The new Government-commissioned report by economic consultancy Sapere found a shared increase in capacity at Northport and Port of Tauranga could accommodate the freight task for up to 60 years but would then have little or no room to expand. The Sapere report said new port options on the Firth of Thames or the Manukau Harbour would have sufficient capacity for the long term well beyond 60 years.

National Road Carriers’ report, Moving the Ports of Auckland: Costs and Challenges for Road Freight released on 30 June, was based on interviews with trucking companies and stakeholders and concluded Ports of Auckland should continue in its current location until it can’t efficiently handle further growth.

The NRC report found that moving Auckland’s Port to Northport would be logistically impractical, prohibitively expensive, increase greenhouse gas emissions and add to traffic congestion.

With a focus on road freight, the NRC report was primarily concerned with the efficiency and safety of road (and rail) access to upper North Island ports – currently Auckland, Tauranga and Northport.

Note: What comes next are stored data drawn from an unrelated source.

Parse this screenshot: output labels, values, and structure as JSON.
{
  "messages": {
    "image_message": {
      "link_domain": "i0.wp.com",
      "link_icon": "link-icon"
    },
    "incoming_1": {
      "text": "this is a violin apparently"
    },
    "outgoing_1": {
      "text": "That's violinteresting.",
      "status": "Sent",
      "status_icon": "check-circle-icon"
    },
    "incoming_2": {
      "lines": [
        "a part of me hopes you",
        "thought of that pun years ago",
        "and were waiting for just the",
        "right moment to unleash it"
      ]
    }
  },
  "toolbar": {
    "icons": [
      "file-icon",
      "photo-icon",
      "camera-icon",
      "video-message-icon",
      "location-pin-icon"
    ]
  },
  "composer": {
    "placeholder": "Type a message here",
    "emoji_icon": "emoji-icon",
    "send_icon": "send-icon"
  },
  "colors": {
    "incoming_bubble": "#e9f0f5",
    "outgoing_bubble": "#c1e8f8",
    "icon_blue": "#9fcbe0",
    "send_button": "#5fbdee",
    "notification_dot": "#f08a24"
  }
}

A key factor in having a future port close to Auckland is that 70 per cent by value of the trade that passes through Ports of Auckland is either for or from Auckland. The further away a port is positioned, the higher the carbon emissions will be from fossil fueled vehicles or the energy generation requirement as we transition to electric or hydrogen vehicles.

NRC chief executive David Aitken welcomed the Sapere report finding that the Port of Auckland’s current downtown Auckland location has about 30 years’ capacity and there is a 10-15 year window for making a final decision on relocation.

He said before the Sapere report, the decision to move the port from Auckland to Northport was being rushed. “We needed to stop, take stock and reassess. The Sapere report says ‘certainty rather than urgency is the main issue.’”

Releasing the Sapere report, Transport Minister Phil Twyford said the location of ports issue had significant fiscal, economic, social and environmental implications. Mr Aitken agreed the question of port location should hinge on the ability to handle growth efficiently, and whether the port’s location helps achieve the Upper North Island’s full economic, social and environmental potential.